Viele Autofahrer messen dem Innenraumluftfilter keine große Bedeutung bei. Er ist kein sicherheitsrelevantes Teil und beeinträchtigt die Funktion des Fahrzeugs auch dann nicht, wenn er völlig verstopft ist. Trotzdem bietet sich der regelmäßige Tausch des Filters bereits aus gesundheitlichen Gründen an.

Pro Stunde Fahrtzeit strömen rund 100.000 Liter Außenluft durch einen Partikelfilter für den Fahrgastraum. Darin enthalten sind feste Bestandteile wie Pollen, Feinstaub- oder Rußpartikel, die sich beim Einatmen in der Lunge festsetzen können. Einen besseren Schutz bieten Kombifilter mit Aktivkohlebeschichtung. Sie nehmen zusätzlich Gerüche auf und halten selbst giftige Gase wie die bei der Kraftstoffverbrennung entstehenden Stickoxide ab – und schützen zudem vor einer erhöhten Konzentration des Klimagases Ozon.

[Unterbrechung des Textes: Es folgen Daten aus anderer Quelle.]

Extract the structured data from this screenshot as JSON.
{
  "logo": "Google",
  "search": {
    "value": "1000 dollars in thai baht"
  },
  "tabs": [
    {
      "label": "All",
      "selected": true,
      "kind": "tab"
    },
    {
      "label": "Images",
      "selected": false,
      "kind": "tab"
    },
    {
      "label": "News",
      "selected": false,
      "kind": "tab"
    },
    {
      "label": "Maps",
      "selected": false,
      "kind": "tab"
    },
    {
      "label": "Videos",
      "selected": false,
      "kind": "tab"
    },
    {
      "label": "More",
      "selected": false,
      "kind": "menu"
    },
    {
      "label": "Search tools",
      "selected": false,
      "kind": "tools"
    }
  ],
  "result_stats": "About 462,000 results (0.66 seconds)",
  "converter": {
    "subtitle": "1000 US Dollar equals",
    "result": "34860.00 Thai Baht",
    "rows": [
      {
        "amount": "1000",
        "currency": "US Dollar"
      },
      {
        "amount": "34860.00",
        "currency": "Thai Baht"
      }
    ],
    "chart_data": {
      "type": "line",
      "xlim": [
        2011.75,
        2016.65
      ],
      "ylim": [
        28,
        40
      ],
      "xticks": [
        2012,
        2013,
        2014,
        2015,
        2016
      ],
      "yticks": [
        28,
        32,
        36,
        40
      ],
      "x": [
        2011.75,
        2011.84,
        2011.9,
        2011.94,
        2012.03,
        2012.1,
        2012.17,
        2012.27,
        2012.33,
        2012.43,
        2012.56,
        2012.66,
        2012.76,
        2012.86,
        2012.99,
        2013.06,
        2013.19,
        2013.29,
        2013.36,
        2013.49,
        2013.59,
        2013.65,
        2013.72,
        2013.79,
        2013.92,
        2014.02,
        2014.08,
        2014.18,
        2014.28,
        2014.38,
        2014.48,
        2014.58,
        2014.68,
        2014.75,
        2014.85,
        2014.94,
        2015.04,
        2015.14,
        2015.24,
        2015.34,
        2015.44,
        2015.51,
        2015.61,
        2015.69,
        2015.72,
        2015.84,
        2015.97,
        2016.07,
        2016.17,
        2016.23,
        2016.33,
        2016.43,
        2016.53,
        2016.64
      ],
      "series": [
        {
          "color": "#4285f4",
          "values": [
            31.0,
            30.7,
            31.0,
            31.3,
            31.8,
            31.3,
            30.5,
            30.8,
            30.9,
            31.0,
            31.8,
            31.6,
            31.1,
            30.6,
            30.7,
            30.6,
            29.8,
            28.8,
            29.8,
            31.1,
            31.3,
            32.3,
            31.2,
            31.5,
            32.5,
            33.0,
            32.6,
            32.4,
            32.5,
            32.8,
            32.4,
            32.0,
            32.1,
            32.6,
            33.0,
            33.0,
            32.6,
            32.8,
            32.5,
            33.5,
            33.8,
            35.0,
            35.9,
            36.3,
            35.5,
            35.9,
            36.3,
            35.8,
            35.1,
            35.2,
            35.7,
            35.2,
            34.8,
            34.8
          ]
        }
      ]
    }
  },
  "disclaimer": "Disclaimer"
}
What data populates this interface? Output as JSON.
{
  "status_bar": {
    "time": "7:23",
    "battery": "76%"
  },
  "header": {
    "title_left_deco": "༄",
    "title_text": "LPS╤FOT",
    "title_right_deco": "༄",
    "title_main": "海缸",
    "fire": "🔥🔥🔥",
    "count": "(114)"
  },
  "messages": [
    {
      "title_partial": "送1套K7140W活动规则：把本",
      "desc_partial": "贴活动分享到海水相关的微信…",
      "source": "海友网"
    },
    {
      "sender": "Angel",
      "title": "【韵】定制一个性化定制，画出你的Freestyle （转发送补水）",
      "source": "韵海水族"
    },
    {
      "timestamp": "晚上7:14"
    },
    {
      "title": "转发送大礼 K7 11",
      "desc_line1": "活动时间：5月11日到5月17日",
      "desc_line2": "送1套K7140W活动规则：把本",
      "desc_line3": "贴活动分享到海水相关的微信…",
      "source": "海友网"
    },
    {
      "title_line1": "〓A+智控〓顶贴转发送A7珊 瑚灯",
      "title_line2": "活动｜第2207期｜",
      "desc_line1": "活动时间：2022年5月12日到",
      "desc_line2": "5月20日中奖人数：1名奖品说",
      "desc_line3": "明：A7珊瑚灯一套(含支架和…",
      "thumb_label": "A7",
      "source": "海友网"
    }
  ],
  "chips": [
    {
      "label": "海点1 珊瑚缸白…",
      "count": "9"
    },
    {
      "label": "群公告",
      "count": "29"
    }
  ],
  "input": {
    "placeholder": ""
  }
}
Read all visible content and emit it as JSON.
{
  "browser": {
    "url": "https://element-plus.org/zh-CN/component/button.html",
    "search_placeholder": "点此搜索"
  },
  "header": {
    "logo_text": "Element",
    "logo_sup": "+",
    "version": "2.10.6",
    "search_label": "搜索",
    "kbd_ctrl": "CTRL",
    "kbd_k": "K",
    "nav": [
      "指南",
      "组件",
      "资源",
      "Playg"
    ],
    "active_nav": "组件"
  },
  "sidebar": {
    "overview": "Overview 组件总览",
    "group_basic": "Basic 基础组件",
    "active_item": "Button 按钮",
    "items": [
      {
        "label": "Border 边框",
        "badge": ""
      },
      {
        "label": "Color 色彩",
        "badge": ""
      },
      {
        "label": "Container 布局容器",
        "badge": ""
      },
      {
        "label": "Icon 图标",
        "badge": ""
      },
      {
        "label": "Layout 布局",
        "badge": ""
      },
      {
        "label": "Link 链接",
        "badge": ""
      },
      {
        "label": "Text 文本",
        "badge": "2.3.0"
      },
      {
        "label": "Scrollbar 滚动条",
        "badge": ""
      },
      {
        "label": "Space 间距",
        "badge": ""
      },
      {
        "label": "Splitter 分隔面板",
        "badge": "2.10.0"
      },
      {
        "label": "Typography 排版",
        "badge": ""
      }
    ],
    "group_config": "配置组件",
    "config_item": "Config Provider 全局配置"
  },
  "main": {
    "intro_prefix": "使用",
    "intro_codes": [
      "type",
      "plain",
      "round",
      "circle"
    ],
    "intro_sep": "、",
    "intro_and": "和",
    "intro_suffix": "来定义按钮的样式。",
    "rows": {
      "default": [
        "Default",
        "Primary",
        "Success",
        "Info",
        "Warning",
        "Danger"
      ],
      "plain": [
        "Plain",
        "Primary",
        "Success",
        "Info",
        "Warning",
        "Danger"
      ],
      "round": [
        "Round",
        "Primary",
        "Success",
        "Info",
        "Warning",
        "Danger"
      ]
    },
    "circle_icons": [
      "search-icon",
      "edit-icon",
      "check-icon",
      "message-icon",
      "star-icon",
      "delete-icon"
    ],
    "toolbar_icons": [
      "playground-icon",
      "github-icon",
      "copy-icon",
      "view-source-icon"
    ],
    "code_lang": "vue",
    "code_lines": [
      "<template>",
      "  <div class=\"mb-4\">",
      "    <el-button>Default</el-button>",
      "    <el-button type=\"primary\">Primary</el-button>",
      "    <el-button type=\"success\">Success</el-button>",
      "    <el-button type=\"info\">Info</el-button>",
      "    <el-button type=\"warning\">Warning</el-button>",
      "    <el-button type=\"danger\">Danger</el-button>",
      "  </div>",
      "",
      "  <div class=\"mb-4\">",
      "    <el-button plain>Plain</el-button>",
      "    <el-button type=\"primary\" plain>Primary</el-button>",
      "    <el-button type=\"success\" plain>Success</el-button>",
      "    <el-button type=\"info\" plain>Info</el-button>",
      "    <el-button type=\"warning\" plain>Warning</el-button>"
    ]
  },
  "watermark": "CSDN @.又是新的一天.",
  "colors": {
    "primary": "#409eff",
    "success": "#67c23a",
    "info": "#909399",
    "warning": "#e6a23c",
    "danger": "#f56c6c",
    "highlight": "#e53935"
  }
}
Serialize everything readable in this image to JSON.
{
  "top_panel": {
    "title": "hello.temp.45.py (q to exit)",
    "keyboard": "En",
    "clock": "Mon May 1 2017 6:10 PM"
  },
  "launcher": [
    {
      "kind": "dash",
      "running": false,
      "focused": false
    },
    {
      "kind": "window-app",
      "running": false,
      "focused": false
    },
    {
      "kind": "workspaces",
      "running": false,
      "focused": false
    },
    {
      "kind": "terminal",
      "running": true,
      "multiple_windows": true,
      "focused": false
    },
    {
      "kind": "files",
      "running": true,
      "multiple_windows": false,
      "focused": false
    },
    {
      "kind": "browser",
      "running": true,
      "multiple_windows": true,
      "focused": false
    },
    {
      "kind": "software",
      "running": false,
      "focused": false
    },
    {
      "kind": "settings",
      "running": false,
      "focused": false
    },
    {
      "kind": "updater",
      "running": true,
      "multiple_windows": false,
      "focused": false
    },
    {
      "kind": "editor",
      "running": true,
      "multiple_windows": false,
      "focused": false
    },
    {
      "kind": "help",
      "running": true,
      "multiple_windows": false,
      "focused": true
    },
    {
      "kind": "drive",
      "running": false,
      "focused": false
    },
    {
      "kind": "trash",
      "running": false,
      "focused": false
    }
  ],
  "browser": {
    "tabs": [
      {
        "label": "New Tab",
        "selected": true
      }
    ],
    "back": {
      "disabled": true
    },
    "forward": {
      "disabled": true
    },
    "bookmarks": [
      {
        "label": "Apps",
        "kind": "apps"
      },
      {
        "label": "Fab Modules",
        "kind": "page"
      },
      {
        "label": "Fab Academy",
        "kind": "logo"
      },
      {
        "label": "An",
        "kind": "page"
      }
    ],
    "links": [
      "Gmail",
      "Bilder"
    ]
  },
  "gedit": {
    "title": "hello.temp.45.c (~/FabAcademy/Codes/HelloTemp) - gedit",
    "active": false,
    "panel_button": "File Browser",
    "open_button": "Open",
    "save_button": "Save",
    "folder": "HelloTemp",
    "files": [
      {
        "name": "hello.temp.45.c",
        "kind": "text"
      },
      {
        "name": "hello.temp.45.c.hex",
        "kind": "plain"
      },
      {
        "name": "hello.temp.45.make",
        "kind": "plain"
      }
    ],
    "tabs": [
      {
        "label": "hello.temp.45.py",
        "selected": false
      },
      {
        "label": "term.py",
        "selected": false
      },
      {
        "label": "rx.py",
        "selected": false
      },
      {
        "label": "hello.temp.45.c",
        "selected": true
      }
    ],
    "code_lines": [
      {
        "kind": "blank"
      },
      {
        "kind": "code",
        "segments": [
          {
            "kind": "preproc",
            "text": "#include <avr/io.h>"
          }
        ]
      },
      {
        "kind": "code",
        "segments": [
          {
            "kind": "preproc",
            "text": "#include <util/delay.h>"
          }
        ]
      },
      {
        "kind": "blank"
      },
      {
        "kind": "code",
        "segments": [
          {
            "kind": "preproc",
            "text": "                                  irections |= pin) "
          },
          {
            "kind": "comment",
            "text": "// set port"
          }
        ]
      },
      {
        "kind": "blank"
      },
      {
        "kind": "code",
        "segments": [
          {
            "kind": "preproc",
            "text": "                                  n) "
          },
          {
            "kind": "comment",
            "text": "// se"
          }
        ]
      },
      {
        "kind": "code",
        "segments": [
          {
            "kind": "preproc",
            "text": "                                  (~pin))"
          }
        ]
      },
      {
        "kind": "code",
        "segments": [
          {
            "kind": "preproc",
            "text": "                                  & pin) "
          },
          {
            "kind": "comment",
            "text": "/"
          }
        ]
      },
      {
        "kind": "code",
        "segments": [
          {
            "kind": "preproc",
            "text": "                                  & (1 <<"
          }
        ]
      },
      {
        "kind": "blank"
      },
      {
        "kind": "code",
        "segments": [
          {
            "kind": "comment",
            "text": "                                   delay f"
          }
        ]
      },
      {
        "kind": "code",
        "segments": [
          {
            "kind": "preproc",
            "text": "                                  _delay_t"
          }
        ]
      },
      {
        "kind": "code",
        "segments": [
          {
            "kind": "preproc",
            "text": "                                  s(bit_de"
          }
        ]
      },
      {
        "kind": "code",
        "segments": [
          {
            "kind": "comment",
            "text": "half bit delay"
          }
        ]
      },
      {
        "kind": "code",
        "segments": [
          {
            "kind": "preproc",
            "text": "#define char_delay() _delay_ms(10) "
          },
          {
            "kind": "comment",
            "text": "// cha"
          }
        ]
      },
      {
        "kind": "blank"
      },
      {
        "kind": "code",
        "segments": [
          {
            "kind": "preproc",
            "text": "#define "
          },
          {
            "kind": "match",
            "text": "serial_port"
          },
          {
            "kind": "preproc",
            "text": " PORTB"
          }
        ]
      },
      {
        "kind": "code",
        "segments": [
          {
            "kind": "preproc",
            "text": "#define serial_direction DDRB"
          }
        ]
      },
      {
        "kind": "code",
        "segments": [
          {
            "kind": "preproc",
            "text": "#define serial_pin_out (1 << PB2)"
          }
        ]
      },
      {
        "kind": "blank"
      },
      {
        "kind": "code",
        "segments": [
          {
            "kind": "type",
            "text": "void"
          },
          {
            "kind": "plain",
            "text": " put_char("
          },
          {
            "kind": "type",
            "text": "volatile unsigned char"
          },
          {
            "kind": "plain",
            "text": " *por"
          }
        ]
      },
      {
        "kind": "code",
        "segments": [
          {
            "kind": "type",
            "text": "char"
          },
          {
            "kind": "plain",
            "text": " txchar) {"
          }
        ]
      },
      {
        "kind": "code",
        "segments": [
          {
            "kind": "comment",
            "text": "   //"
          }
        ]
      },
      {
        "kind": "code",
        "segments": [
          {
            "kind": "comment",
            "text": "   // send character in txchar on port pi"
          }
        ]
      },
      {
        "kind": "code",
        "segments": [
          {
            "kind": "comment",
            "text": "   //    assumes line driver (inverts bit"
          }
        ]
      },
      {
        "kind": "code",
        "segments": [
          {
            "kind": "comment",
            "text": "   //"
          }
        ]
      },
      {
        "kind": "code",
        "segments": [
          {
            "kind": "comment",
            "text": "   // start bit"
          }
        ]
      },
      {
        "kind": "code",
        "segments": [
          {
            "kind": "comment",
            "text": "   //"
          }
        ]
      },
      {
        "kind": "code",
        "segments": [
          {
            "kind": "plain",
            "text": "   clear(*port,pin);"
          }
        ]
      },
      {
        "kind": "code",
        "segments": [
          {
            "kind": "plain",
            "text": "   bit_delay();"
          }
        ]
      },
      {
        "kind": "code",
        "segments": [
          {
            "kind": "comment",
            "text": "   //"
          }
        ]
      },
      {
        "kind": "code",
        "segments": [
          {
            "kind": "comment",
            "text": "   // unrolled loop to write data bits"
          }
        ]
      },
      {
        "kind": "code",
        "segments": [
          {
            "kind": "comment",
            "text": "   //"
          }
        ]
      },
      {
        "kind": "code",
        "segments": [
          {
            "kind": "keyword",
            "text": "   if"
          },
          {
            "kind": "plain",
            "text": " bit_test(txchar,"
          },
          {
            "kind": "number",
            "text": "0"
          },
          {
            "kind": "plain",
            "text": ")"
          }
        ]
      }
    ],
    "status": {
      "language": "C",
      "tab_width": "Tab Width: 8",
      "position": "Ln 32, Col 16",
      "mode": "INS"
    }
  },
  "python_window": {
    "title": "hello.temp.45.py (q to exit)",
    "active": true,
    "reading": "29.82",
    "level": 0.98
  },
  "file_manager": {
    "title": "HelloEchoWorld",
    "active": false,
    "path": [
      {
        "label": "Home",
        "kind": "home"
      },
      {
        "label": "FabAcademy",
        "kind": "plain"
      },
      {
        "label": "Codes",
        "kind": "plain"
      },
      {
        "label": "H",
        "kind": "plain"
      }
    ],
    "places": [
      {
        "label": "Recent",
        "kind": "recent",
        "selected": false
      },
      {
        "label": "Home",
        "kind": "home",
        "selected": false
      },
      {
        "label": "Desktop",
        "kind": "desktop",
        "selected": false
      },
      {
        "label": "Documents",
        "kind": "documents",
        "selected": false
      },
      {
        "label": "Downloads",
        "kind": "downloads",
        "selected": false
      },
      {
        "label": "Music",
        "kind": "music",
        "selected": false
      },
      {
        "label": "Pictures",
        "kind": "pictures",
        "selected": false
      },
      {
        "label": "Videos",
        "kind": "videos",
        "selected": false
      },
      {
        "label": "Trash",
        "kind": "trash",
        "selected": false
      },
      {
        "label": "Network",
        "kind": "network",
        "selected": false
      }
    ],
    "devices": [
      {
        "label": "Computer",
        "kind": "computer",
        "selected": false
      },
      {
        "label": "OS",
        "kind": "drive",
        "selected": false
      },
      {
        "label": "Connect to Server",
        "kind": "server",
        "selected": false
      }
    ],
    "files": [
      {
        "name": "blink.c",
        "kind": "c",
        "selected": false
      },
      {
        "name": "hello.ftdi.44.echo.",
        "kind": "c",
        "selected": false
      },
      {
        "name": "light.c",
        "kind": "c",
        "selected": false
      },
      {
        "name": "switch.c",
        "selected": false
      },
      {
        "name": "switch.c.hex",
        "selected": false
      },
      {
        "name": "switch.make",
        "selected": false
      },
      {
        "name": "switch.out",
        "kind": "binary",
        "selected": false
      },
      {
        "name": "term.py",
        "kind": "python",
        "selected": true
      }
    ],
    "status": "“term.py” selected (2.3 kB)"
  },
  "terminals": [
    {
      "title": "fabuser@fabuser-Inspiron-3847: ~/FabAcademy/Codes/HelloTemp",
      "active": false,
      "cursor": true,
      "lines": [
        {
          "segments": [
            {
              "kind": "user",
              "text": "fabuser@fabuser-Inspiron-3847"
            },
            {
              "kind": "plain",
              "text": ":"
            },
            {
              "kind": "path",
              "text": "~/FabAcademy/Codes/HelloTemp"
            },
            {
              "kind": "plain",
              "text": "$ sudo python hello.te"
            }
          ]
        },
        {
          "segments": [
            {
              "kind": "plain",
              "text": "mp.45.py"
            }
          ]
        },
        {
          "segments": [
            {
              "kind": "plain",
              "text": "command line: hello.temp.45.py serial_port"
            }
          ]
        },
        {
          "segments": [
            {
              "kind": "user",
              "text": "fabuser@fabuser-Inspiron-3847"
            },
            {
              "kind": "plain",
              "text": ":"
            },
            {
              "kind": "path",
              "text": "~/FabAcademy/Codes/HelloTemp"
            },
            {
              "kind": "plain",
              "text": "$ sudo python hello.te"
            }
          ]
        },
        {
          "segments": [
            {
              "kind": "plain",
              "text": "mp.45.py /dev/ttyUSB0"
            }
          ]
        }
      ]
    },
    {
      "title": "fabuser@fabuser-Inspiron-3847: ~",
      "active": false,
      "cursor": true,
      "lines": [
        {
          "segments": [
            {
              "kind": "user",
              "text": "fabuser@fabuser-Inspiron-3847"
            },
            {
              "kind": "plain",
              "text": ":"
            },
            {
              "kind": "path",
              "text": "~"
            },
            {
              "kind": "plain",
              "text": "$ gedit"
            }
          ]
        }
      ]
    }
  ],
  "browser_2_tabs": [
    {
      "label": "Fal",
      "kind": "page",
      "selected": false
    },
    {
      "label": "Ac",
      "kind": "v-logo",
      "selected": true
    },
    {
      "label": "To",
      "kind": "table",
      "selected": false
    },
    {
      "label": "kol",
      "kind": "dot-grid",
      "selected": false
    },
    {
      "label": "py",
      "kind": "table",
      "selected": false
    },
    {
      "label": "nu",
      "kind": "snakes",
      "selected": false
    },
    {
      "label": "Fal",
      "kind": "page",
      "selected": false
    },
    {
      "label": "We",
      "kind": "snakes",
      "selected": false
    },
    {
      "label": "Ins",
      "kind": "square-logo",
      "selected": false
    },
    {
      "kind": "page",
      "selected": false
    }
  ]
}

Innenraumluftfilter mit Aktivkohleelementen weisen ein Flächengewicht von 525 g/m2 auf. Die Poren sind dabei 10.000 Mal kleiner als ein menschliches Haar. Damit wird eine bestmögliche Bindung der Schadstoffe gewährleistet. Die größere Materialmenge sorgt zudem dafür, dass keine Sättigung des Filters zwischen den empfohlenen Wechselintervallen eintritt. Um eine optimale Luftqualität im Fahrgastraum zu gewährleisten, sollte der Innenraumluftfilter alle 15.000 Kilometer gewechselt werden, mindestens aber einmal pro Jahr.

Durch die Reinigung der Atemluft im Fahrzeug leisten Innenraumluftfilter einen wichtigen Beitrag zum Wohlbefinden von Fahrer und Mitfahrer(n). Kopfschmerzen und Übelkeit durch schlechte Luft wird effektiv vorgebeugt und auch eine wirksame Linderung von Allergie- und Asthmabeschwerden erreicht. Doch aufgepasst: Manche Anbieter sparen an der Schichtdicke, um den Innenraumluftfilter günstiger anbieten zu können. So gelangen aber deutlich mehr Partikel in den Fahrzeuginnenraum. Es lohnt sich also im Sinne der Gesundheit auf das richtige Flächengewicht zu achten!